In her intervention at the open debate of the Security Council, the Permanent Representative of Luxembourg recalled that the countries of the Sahel region are facing a situation of chronic poverty, an imminent humanitarian crisis, as well as serious security problems which predated the Libyan crisis, but were exacerbated by it. The acts of terrorist groups, other armed groups and transnational criminal organisations have a destabilising potential on a regional and even international level: to counter them, a considerable effort will be required with regards to the exchange of intelligence, updating of legal frameworks, capacity building necessary to allow the State to fulfil its sovereign functions and in the fight against bad governance and corruption.

Ambassador Lucas underlined that if part of the solution was in the realm of security, a sustainable stabilisation of the region would need to be based on the socio-economic development of the countries of the region, with a particular emphasis on education and vocational training and job creation for young people, to which Luxembourg has been committed for many years, notably in Senegal, Burkina Faso, Mali, Niger and Cape Verde.

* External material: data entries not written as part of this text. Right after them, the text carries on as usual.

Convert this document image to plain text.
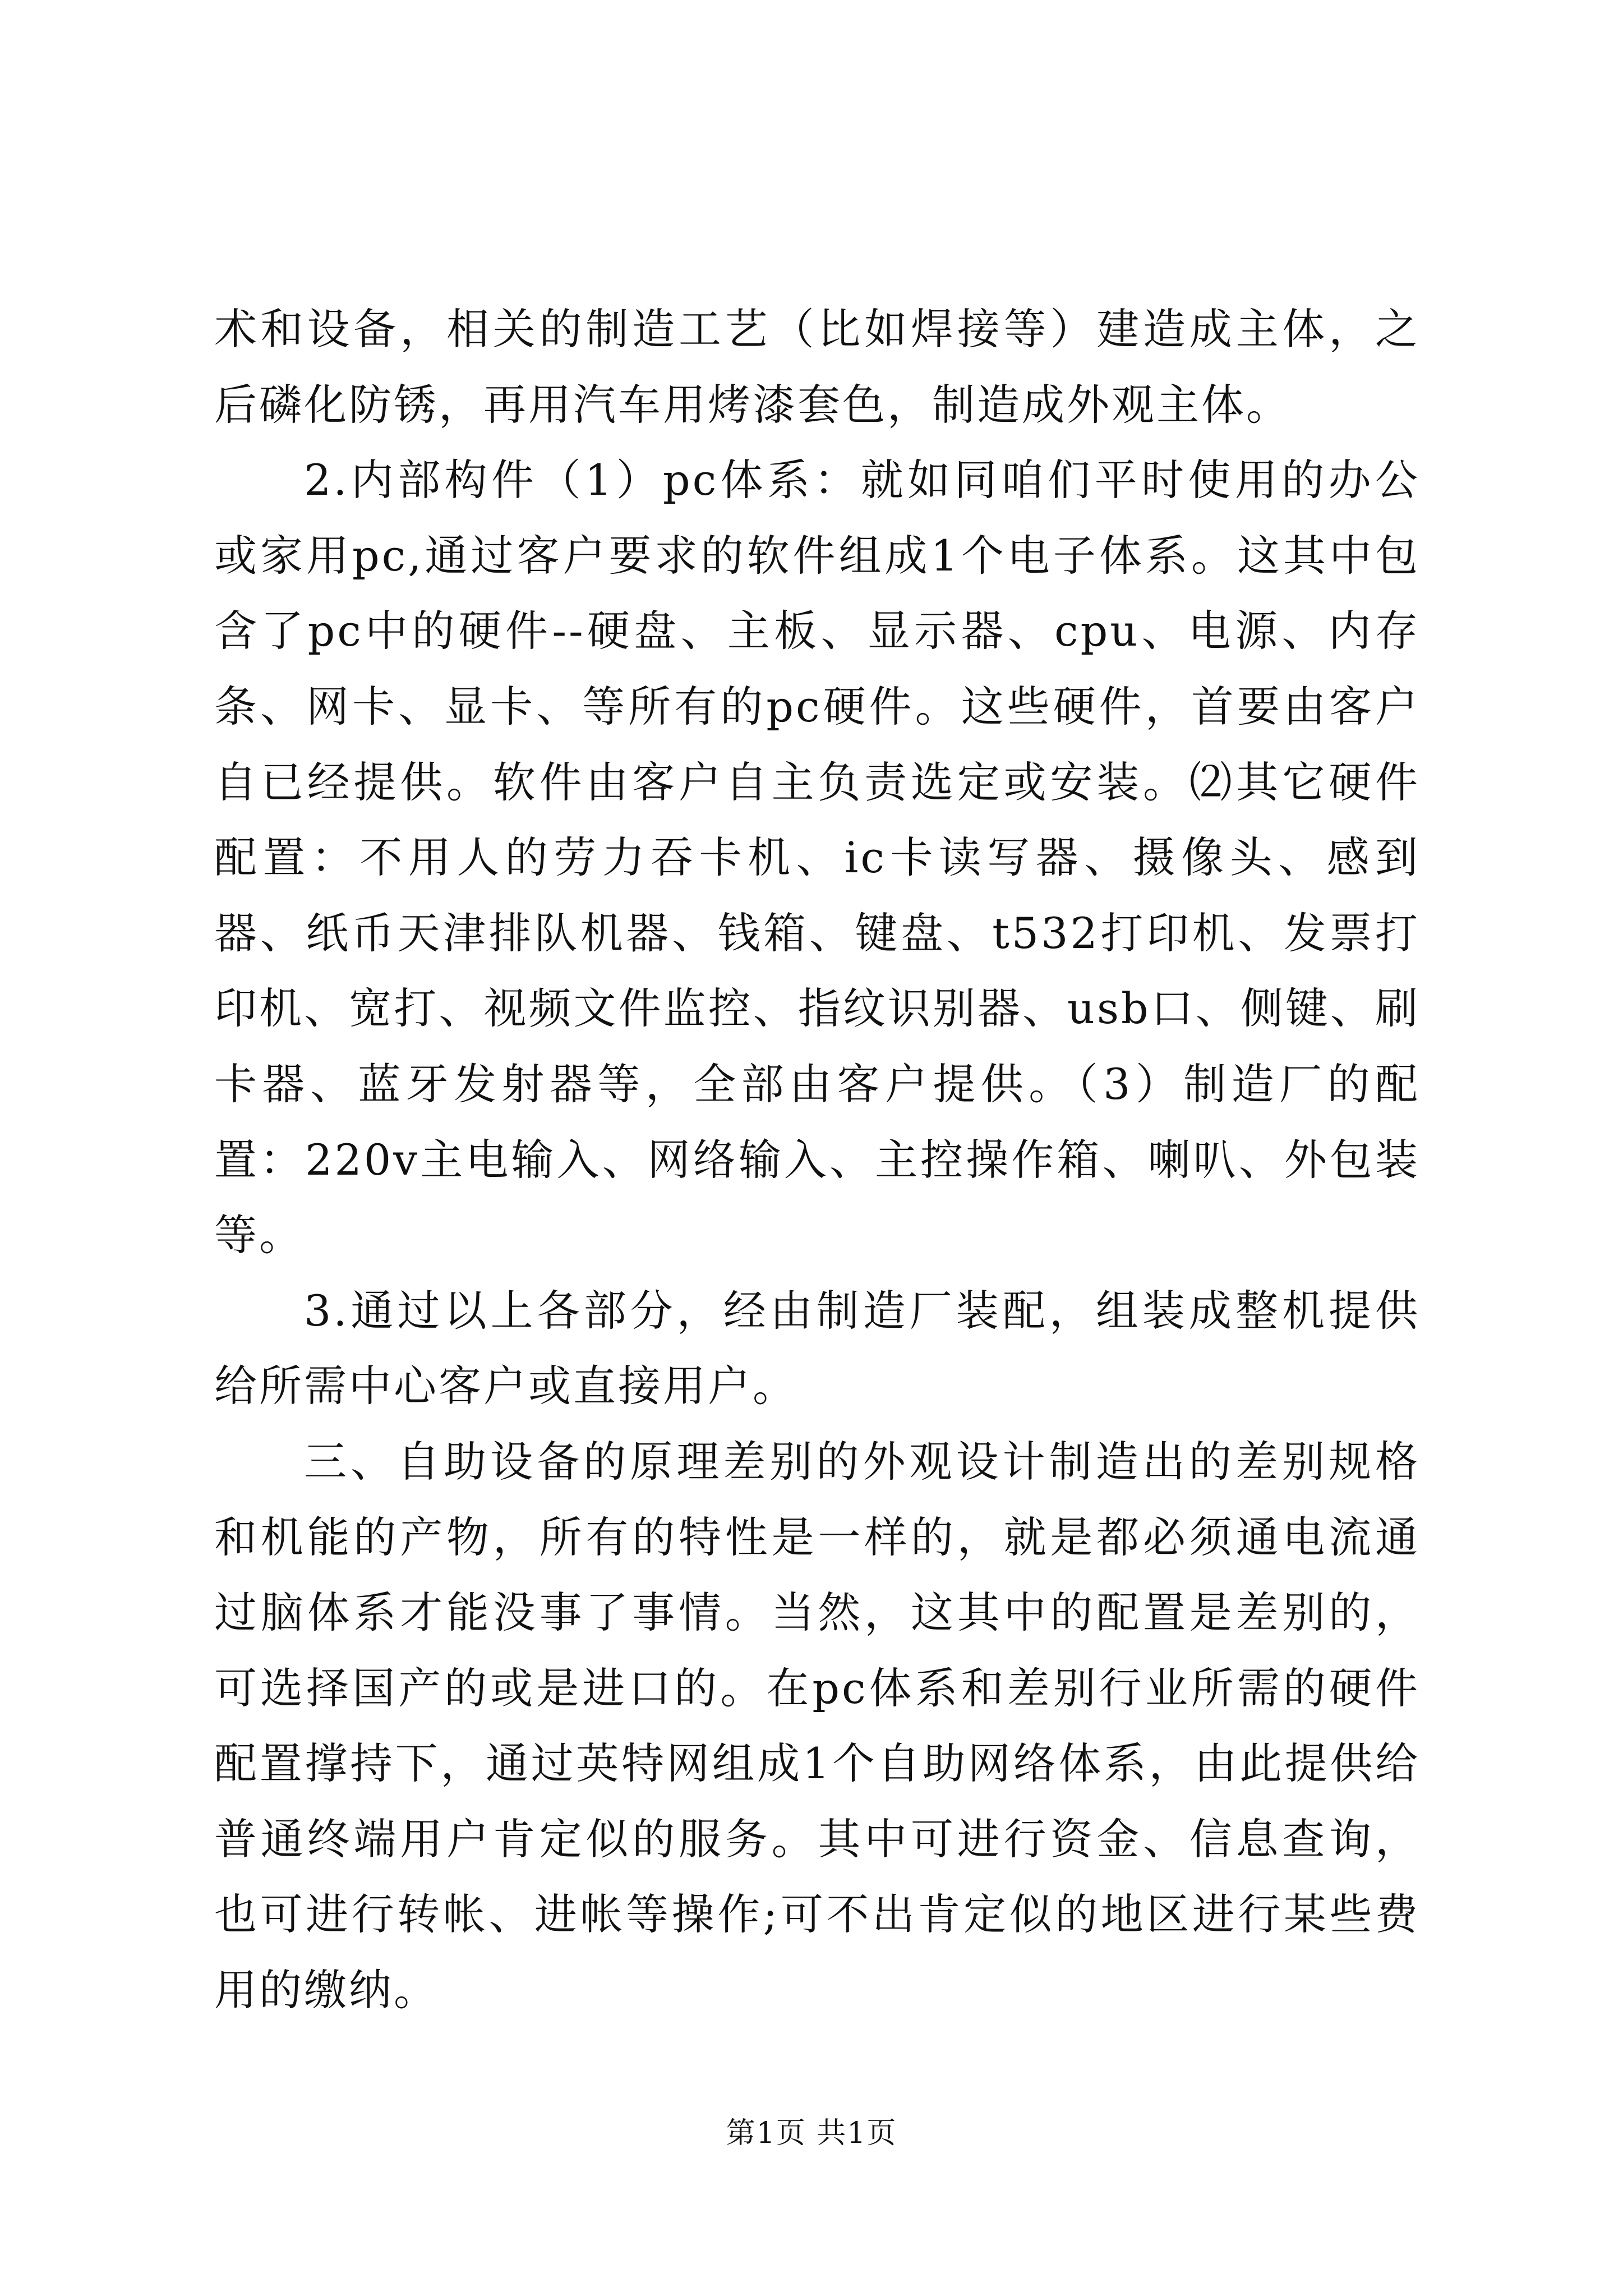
术和设备，相关的制造工艺（比如焊接等）建造成主体，之后磷化防锈，再用汽车用烤漆套色，制造成外观主体。

2.内部构件（1）pc体系：就如同咱们平时使用的办公或家用pc,通过客户要求的软件组成1个电子体系。这其中包含了pc中的硬件--硬盘、主板、显示器、cpu、电源、内存条、网卡、显卡、等所有的pc硬件。这些硬件，首要由客户自已经提供。软件由客户自主负责选定或安装。⑵其它硬件配置：不用人的劳力吞卡机、ic卡读写器、摄像头、感到器、纸币天津排队机器、钱箱、键盘、t532打印机、发票打印机、宽打、视频文件监控、指纹识别器、usb口、侧键、刷卡器、蓝牙发射器等，全部由客户提供。（3）制造厂的配置：220v主电输入、网络输入、主控操作箱、喇叭、外包装等。

3.通过以上各部分，经由制造厂装配，组装成整机提供给所需中心客户或直接用户。

三、自助设备的原理差别的外观设计制造出的差别规格和机能的产物，所有的特性是一样的，就是都必须通电流通过脑体系才能没事了事情。当然，这其中的配置是差别的，可选择国产的或是进口的。在pc体系和差别行业所需的硬件配置撑持下，通过英特网组成1个自助网络体系，由此提供给普通终端用户肯定似的服务。其中可进行资金、信息查询，也可进行转帐、进帐等操作;可不出肯定似的地区进行某些费用的缴纳。

第1页 共1页
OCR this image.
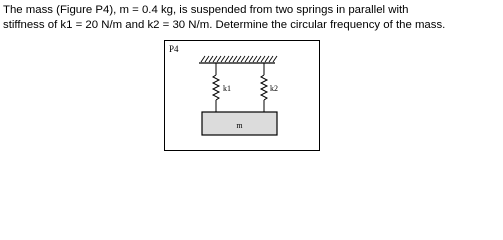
The mass (Figure P4), m = 0.4 kg, is suspended from two springs in parallel with
stiffness of k1 = 20 N/m and k2 = 30 N/m. Determine the circular frequency of the mass.
P4
k1	k2
m
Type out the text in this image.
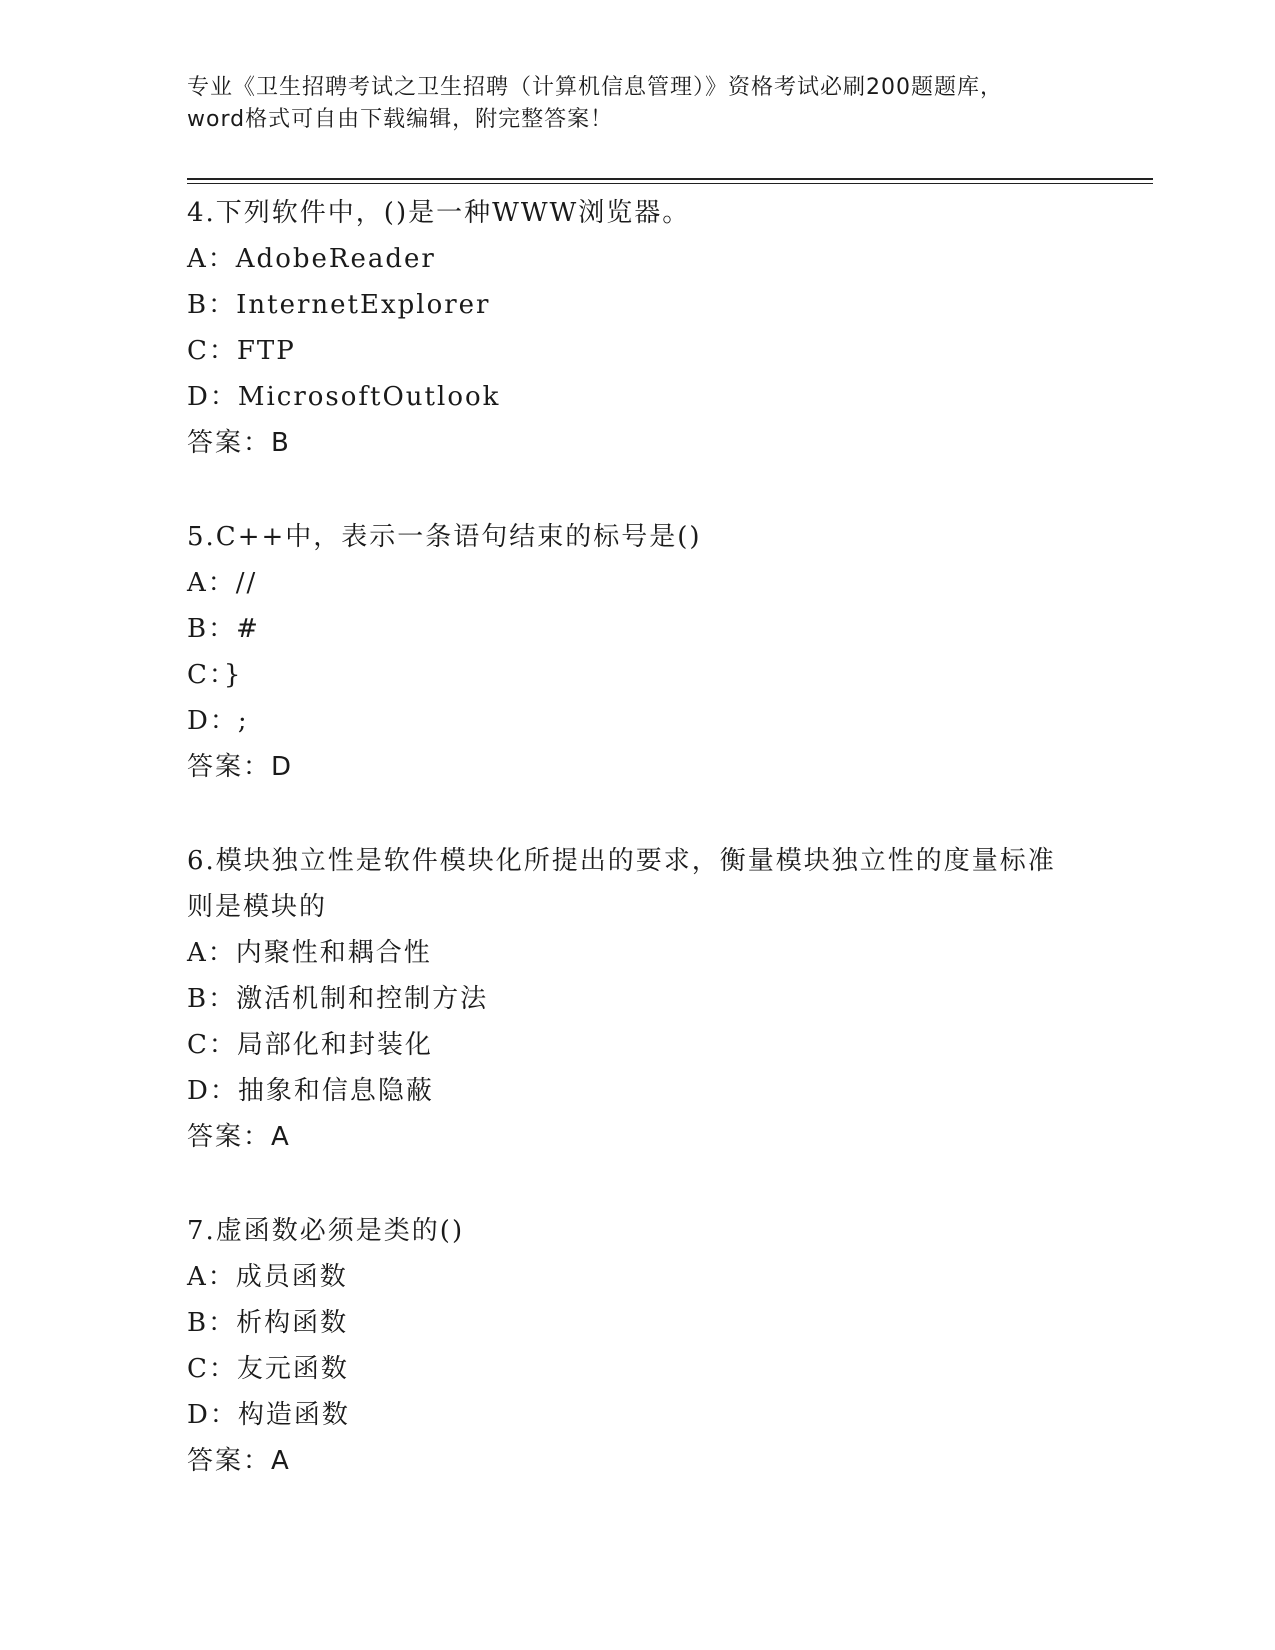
专业《卫生招聘考试之卫生招聘（计算机信息管理）》资格考试必刷200题题库，
word格式可自由下载编辑，附完整答案！
4.下列软件中，()是一种WWW浏览器。
A：AdobeReader
B：InternetExplorer
C：FTP
D：MicrosoftOutlook
答案：B
5.C++中，表示一条语句结束的标号是()
A：//
B：#
C：}
D：;
答案：D
6.模块独立性是软件模块化所提出的要求，衡量模块独立性的度量标准则是模块的
A：内聚性和耦合性
B：激活机制和控制方法
C：局部化和封装化
D：抽象和信息隐蔽
答案：A
7.虚函数必须是类的()
A：成员函数
B：析构函数
C：友元函数
D：构造函数
答案：A
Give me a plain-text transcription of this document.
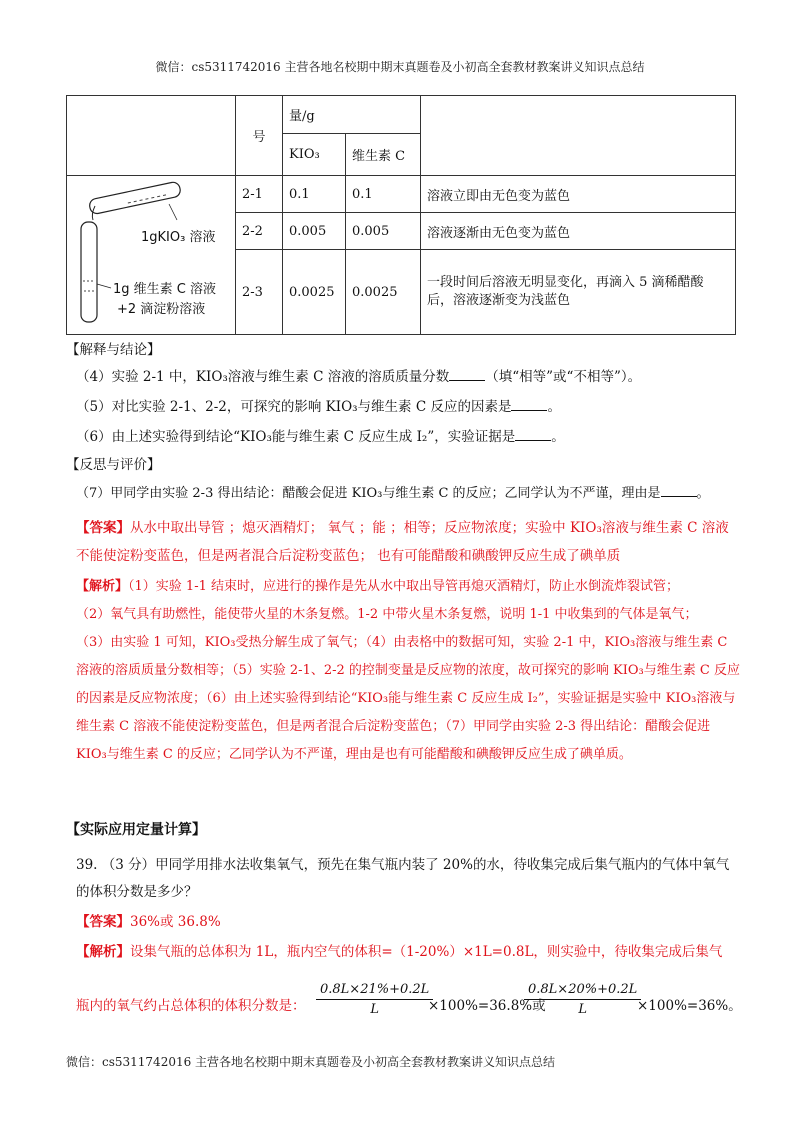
微信：cs5311742016 主营各地名校期中期末真题卷及小初高全套教材教案讲义知识点总结
	号	量/g		
		KIO₃	维生素 C	

1gKIO₃ 溶液
1g 维生素 C 溶液
+2 滴淀粉溶液	2-1	0.1	0.1	溶液立即由无色变为蓝色
	2-2	0.005	0.005	溶液逐渐由无色变为蓝色
	2-3	0.0025	0.0025	一段时间后溶液无明显变化，再滴入 5 滴稀醋酸后，溶液逐渐变为浅蓝色
【解释与结论】
（4）实验 2-1 中，KIO₃溶液与维生素 C 溶液的溶质质量分数	（填“相等”或“不相等”）。
（5）对比实验 2-1、2-2，可探究的影响 KIO₃与维生素 C 反应的因素是	。
（6）由上述实验得到结论“KIO₃能与维生素 C 反应生成 I₂”，实验证据是	。
【反思与评价】
（7）甲同学由实验 2-3 得出结论：醋酸会促进 KIO₃与维生素 C 的反应；乙同学认为不严谨，理由是	。
【答案】从水中取出导管 ；熄灭酒精灯； 氧气 ；能 ；相等；反应物浓度；实验中 KIO₃溶液与维生素 C 溶液不能使淀粉变蓝色，但是两者混合后淀粉变蓝色； 也有可能醋酸和碘酸钾反应生成了碘单质
【解析】（1）实验 1-1 结束时，应进行的操作是先从水中取出导管再熄灭酒精灯，防止水倒流炸裂试管；
（2）氧气具有助燃性，能使带火星的木条复燃。1-2 中带火星木条复燃，说明 1-1 中收集到的气体是氧气；
（3）由实验 1 可知，KIO₃受热分解生成了氧气；（4）由表格中的数据可知，实验 2-1 中，KIO₃溶液与维生素 C 溶液的溶质质量分数相等；（5）实验 2-1、2-2 的控制变量是反应物的浓度，故可探究的影响 KIO₃与维生素 C 反应的因素是反应物浓度；（6）由上述实验得到结论“KIO₃能与维生素 C 反应生成 I₂”，实验证据是实验中 KIO₃溶液与维生素 C 溶液不能使淀粉变蓝色，但是两者混合后淀粉变蓝色；（7）甲同学由实验 2-3 得出结论：醋酸会促进 KIO₃与维生素 C 的反应；乙同学认为不严谨，理由是也有可能醋酸和碘酸钾反应生成了碘单质。
【实际应用定量计算】
39. （3 分）甲同学用排水法收集氧气，预先在集气瓶内装了 20%的水，待收集完成后集气瓶内的气体中氧气的体积分数是多少？
【答案】36%或 36.8%
【解析】设集气瓶的总体积为 1L，瓶内空气的体积=（1-20%）×1L=0.8L，则实验中，待收集完成后集气
瓶内的氧气约占总体积的体积分数是：
0.8L×21%+0.2L
L	×100%=36.8%或
0.8L×20%+0.2L
L	×100%=36%。
微信：cs5311742016 主营各地名校期中期末真题卷及小初高全套教材教案讲义知识点总结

The Permanent Representative also called for greater coherence and a better coordination of efforts, for instance through the strategy for the Sahel of the European Union. In the same vein, she congratulated the new leadership of ECOWAS, exhorting them to renew their Regional Action Plan on Illicit Drug Trafficking and Organised Crime, which had expired at the end of 2011. The countries of the region, including the Republic of Guinea, should have the opportunity to cooperate in the context of the West Africa Coast Initiative (WACI), implemented in partnership with the United Nations System (DPKO, UNOWA/DPA, UNODC) and Interpol.